I have a KeyedStream to shard a stream of events by key. Each keyed stream will emit events that then need to be recombined with all other events from the other keyed operators to form a single graph that will exist in Flink state.

The graph then needs to be processed / searched and possibly emit events downstream. I want the graph operator to be able to be horizontally scalable, i.e. each parallel operator to process a subset of the graph (but which will require each operator to have access to the whole of the graph). I'm interested in how I can spread the load across all parallel operators.

// key input events for processing by key
KeyedStream<MyEvent> keyedStream = myInputStream.keyBy(...);
// process each keyed input stream and produce output events that need to be combined into a graph
SingleOutputStreamOperator<MyGraphEvent> graphStream = keyedStream.process(...));
// recombine into a single graph operator via broadcast(), then process
DataStream<MyOutputEvent> output = graphStream.broadcast().flatMap(new MyGraphFlatmapFunction());

I think I can use broadcast() to ensure that all outputs from each of the keyed operators is sent to every downstream operator.

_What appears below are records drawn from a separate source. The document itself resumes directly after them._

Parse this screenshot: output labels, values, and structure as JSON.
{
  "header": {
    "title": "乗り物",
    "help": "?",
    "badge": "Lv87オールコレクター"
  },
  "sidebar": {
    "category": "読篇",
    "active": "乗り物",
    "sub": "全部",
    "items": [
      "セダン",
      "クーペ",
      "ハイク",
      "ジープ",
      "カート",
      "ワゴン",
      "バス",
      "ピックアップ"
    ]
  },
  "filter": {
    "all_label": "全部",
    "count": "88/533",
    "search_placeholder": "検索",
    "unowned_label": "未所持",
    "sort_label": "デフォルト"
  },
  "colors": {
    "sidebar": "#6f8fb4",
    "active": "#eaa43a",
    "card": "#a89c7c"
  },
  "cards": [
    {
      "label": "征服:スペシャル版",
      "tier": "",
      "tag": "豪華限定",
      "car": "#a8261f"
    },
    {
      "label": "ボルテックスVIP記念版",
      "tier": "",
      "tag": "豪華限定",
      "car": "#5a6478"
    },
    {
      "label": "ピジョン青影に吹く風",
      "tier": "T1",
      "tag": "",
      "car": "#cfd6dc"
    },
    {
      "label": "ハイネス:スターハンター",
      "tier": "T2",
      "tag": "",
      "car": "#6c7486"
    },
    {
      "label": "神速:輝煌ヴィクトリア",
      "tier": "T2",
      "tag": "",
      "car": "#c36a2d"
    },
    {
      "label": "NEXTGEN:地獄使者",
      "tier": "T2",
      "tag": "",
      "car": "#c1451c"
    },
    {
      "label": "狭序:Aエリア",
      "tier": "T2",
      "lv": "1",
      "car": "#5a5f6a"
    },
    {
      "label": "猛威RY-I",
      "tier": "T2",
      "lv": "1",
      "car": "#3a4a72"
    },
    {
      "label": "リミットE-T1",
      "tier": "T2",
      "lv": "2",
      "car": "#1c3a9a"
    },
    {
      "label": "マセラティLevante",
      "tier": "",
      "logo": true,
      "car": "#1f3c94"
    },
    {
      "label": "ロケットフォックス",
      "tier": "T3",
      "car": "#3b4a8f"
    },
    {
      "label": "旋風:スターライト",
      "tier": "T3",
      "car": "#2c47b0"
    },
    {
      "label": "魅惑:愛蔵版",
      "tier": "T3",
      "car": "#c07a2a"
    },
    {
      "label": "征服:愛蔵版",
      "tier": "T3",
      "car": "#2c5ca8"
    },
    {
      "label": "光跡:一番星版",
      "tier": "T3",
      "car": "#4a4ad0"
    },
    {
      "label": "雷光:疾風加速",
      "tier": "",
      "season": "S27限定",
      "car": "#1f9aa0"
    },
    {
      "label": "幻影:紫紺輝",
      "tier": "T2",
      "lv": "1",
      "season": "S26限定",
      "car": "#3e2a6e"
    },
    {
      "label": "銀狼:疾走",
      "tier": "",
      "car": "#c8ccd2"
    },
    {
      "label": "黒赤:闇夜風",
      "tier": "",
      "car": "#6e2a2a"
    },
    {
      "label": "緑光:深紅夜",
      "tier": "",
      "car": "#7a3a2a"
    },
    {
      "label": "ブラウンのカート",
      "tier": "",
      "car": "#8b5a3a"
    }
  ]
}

MyGraphFlatmapFunction takes a stream of MyGraphEvent objects, creates a graph inside internal state and optionally produces a stream of MyOutputEvent objects. I want each parallel operator to process a subset of the graph. Irrespective of the number of parallel instances of the operator exist, I'd like for all of the graph to be processed (meaning I don't want each operator to just process some random subset of the graph) and I don't want to have parallel operators process the same part of the graph (no duplicate processing).

I'd like to be able to do something within MyGraphFlatmapFunction like:

int index;
// I want to get the operator instance number & the number of parallel operators in the stream topology
int operatorIndex = getOperatorIndex();
int operatorCount = getTotalNumberOfParallelOperators();
// process every nth object
for (index = 0; index < someCollection.size(); index++) {
    if (index % operatorCount == operatorIndex) {
        // do some processing
    } else {
        continue;
    }
}

Is there a way of knowing how many instances of the parallel operator exist and which operator this is? Is there another way of achieving what I'm after?

1

1 Answers

2
votes

If you use a RichFlatMapFunction, you get access to the RuntimeContext via getRuntimeContext(). The RuntimeContext has the two methods you need:

  • getNumberOfParallelSubtasks()
  • getIndexOfThisSubtask()

Hope this helps.